One explanation of the recent weakness suggests that the disruptions associated with the financial crisis were especially severe thus leading to an anemic recovery. Conservatives argue that this was exacerbated by the uncertainties created by the advent of Obama Care and a more restrictive regulatory regime.
Some analysts are even more pessimistic, suggesting that the recent economic performance is not an aberration, but a kind of new normal characterized by the term secular stagnation. They suggest that the century of unusually strong growth during the 100 years from the late 19th to the late 20th Century (characterized by 3 percent growth) is not likely to be repeated in the future.
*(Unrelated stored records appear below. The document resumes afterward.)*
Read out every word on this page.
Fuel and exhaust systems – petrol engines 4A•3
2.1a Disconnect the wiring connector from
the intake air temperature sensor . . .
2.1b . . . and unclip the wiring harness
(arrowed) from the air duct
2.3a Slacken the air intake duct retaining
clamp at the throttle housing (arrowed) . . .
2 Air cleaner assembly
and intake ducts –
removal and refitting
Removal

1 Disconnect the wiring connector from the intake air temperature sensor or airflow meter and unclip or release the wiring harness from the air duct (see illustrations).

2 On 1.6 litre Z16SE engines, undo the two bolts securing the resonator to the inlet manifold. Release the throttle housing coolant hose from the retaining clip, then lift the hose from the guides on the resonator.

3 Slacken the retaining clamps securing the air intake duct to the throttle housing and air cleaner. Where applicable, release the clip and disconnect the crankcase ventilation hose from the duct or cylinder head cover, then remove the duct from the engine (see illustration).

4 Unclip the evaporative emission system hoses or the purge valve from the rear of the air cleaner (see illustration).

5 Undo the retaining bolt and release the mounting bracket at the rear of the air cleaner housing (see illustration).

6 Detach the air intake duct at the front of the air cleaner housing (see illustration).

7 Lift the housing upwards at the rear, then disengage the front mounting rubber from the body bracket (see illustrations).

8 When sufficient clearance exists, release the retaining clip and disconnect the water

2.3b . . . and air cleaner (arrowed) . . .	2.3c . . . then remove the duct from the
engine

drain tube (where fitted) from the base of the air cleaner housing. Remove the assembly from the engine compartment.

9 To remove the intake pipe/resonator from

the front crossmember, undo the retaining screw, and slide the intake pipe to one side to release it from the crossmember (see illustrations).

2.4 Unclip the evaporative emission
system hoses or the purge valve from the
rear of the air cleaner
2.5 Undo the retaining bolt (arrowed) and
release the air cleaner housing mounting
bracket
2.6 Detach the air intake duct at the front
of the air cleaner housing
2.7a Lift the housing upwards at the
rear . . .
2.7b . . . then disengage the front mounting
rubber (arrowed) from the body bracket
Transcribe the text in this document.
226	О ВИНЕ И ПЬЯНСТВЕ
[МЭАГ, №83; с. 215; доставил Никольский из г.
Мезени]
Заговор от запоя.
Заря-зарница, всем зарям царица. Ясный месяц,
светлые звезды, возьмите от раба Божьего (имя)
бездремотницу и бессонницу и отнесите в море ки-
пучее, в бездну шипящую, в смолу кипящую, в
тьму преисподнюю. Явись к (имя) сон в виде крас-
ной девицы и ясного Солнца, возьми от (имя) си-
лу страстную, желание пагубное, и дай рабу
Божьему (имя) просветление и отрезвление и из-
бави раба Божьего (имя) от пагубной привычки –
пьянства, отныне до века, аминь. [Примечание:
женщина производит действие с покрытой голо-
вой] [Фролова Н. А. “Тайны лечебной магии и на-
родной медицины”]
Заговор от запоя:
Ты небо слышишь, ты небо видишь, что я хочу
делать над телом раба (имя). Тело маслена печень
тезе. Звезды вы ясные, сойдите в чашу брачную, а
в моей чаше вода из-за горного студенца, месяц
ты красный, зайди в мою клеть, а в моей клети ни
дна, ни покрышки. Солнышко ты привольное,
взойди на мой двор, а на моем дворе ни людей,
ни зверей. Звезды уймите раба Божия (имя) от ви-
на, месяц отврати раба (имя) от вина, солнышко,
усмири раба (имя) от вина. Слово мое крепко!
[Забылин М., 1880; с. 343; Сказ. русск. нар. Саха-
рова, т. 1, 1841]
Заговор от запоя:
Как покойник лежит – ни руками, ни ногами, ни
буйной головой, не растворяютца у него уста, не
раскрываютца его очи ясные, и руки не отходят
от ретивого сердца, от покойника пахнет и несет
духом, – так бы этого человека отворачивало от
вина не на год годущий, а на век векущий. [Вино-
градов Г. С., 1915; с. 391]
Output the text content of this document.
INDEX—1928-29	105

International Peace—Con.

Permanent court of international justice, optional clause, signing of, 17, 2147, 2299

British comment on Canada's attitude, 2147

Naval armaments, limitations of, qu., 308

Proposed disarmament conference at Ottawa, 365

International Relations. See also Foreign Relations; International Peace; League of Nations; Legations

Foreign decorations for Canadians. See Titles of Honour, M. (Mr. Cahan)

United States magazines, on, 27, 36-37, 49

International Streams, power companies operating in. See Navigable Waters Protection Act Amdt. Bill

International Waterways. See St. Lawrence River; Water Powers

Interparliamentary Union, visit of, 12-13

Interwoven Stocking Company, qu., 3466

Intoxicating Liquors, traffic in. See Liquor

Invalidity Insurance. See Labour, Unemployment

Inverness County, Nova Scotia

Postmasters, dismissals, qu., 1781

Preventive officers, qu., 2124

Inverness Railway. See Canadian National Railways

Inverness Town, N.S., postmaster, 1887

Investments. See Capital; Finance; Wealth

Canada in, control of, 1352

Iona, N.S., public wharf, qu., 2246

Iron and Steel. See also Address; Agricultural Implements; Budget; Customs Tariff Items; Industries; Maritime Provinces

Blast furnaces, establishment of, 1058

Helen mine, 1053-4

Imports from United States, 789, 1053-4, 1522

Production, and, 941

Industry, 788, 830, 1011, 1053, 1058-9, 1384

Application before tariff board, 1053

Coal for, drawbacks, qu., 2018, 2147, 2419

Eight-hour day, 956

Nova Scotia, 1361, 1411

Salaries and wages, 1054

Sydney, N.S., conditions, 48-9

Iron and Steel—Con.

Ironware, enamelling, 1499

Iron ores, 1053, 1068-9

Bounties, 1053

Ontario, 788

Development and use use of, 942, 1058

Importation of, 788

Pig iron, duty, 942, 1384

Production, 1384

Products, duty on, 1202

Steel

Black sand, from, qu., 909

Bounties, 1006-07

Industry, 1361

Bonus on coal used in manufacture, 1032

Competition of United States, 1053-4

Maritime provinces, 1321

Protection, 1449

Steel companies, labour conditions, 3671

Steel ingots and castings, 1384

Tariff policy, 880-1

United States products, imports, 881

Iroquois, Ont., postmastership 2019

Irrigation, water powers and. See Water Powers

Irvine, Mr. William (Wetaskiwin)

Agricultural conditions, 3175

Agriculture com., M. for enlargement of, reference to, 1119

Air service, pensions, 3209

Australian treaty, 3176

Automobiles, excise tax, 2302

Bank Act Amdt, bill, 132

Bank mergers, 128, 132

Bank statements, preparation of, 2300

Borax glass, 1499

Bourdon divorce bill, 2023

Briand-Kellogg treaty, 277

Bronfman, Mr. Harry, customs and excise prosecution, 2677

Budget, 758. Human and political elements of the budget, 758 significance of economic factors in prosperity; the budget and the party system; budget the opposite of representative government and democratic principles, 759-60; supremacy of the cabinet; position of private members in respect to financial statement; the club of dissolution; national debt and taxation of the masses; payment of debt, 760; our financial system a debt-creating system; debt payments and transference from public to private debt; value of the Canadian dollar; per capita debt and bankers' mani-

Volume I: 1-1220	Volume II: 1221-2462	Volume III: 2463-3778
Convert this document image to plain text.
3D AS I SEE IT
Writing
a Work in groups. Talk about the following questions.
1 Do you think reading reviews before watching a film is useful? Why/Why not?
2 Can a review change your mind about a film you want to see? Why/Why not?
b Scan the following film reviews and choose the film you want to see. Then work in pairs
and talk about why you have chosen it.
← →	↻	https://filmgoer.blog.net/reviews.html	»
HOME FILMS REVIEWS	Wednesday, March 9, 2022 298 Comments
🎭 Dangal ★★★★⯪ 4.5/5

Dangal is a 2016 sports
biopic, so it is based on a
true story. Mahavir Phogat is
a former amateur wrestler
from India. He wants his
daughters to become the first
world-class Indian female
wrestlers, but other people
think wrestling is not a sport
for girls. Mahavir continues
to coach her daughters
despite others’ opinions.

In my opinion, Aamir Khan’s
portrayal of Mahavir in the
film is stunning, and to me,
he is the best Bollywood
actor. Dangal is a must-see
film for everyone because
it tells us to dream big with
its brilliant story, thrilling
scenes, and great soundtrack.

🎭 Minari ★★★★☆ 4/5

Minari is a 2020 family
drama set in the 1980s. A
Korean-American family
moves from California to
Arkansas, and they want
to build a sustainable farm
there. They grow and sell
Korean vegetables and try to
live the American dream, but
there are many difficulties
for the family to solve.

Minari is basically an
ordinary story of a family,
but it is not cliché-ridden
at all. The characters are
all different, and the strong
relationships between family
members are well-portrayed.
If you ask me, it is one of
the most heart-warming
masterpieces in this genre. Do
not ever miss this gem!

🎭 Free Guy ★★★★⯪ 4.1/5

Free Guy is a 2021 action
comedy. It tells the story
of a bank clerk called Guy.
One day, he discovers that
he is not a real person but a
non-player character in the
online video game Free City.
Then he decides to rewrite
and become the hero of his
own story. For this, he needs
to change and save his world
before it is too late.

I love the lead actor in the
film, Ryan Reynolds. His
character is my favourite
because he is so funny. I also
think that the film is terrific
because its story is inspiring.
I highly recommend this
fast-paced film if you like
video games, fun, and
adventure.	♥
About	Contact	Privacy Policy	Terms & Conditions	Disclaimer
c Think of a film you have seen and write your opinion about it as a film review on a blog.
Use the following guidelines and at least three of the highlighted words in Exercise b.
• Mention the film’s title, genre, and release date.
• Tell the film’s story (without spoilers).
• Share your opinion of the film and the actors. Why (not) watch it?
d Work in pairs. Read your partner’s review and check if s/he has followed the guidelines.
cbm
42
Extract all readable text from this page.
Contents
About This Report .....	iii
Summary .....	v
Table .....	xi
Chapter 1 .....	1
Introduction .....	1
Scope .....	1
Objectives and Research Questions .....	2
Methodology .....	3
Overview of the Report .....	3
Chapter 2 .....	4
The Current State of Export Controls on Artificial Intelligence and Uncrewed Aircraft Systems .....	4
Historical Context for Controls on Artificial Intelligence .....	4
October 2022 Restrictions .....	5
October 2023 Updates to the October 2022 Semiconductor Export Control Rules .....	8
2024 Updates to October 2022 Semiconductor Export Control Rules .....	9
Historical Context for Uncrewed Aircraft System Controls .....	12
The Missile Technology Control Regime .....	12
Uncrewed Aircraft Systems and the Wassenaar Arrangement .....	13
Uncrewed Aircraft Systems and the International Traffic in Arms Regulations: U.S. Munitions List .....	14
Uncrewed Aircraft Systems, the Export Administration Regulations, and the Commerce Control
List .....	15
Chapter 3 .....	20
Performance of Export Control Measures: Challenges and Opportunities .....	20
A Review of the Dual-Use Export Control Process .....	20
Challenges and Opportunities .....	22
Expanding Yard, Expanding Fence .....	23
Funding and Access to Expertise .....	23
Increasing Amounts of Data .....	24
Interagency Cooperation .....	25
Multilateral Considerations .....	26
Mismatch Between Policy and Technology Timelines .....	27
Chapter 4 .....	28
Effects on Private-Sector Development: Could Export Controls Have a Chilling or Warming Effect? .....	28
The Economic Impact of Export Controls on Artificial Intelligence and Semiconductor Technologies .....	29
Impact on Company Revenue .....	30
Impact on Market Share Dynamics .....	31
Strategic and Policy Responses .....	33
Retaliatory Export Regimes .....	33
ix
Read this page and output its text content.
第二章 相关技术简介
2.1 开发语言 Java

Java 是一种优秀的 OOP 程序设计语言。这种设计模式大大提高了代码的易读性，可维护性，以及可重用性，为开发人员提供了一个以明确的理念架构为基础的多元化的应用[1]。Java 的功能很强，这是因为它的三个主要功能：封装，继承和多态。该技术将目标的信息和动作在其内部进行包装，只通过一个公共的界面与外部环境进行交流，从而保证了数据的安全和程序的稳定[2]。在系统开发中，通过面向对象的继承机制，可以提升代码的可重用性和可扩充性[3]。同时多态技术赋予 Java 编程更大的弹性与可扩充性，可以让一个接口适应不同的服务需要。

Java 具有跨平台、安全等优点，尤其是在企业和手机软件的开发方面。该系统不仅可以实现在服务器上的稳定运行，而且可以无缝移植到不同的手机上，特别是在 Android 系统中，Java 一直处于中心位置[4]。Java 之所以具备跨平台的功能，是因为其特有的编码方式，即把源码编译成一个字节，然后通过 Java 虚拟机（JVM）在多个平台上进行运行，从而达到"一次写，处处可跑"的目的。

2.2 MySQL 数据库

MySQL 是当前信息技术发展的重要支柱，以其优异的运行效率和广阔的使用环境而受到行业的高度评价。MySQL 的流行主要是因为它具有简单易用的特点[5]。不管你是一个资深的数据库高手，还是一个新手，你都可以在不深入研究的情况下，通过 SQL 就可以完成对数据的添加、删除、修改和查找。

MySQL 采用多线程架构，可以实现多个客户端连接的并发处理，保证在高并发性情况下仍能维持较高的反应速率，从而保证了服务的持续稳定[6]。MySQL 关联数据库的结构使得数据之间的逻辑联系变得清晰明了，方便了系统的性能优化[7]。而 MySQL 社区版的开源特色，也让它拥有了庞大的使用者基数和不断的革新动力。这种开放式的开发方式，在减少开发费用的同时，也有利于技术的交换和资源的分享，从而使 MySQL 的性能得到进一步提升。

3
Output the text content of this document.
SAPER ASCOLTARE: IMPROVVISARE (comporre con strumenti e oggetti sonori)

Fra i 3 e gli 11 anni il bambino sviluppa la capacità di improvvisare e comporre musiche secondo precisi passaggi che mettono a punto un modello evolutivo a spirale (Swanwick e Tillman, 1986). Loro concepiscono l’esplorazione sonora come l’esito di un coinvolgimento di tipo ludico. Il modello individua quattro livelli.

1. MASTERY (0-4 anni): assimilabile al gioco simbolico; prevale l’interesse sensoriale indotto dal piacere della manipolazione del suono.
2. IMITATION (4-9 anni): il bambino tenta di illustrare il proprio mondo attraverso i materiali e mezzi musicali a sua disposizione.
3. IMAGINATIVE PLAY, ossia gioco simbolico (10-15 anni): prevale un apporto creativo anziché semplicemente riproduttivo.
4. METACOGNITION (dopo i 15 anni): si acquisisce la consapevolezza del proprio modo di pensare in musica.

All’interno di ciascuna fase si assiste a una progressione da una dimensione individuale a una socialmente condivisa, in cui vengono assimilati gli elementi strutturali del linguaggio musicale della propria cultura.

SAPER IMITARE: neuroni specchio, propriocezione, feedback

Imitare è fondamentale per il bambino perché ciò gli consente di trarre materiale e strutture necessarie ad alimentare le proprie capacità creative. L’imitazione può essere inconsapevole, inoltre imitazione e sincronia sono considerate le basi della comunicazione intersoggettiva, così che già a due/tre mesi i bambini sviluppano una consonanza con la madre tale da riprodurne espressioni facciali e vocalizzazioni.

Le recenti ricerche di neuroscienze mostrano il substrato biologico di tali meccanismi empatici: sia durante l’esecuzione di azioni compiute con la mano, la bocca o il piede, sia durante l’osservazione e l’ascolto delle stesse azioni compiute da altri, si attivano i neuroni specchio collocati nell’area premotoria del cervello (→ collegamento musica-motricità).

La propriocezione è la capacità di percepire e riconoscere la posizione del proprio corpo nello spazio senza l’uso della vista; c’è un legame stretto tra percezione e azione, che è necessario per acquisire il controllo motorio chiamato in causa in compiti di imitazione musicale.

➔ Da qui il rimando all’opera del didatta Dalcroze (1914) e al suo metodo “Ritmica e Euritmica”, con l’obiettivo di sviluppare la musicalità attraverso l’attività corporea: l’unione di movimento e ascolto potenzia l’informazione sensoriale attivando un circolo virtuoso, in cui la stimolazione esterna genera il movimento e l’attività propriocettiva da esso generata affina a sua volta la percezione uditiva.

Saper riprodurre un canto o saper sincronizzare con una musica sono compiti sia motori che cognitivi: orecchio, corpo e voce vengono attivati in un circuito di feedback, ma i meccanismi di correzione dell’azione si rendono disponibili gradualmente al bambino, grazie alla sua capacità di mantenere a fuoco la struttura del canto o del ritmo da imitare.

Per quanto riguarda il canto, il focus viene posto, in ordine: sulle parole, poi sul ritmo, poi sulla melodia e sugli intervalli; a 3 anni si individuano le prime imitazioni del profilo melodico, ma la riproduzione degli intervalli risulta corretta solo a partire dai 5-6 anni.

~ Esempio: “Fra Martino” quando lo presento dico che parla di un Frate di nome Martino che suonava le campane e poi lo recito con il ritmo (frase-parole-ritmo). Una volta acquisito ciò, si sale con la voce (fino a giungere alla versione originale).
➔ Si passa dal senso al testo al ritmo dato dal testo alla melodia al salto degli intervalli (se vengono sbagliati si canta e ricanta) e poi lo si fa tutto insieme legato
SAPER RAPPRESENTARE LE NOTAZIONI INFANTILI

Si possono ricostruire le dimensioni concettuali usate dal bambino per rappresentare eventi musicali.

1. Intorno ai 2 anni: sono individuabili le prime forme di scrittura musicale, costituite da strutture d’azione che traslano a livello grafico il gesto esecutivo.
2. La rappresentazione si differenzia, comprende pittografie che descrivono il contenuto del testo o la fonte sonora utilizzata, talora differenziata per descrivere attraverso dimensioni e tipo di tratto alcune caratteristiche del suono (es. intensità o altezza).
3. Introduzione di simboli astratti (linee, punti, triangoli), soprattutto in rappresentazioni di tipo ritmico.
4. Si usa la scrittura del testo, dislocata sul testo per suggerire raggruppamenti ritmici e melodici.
Secular stagnationists assert that innovations that spurred development in this period such as electrification, automobiles, airplanes, telephones, radio, television, motion pictures and public health advances are not matched by current innovations in computers, communications, and health care. Optimists counter with predictions of a resurgence of growth from unexpected advances in artificial intelligence and other unexploited technologies.
Slow growth is not the only concern of critics, especially those on the left. Increasing economic inequality has become a major theme that dominated much of the Democratic primary campaign. In some ways, this is odd since Hillary Clinton's campaign is sometimes characterized as an Obama third term even though the Obama administration presided over marked increases in measured inequality (that also occurred during the two terms of Bill Clinton). The Obama years may well close with the largest percentage increase of stock prices on record. The problem that must be faced in the future is that policies that attempt to reduce inequality such as more progressive taxation, more government spending and more intrusive regulation may work against stronger overall growth. Reducing inequality is not costless.
In summary, the short term picture for the U. S. economy seems to be more of the same-no recession and continued slow growth. Given the turmoil in the world economy, this is not all bad. The performance (if not the structure) of the U. S. economy is still the envy of much of the rest of the world. Not surprisingly, the long run outlook is more clouded. There is no assurance of a return to historic growth rates. Further, the two presidential candidates with their proposed retreat from the world economy are not the source of optimism.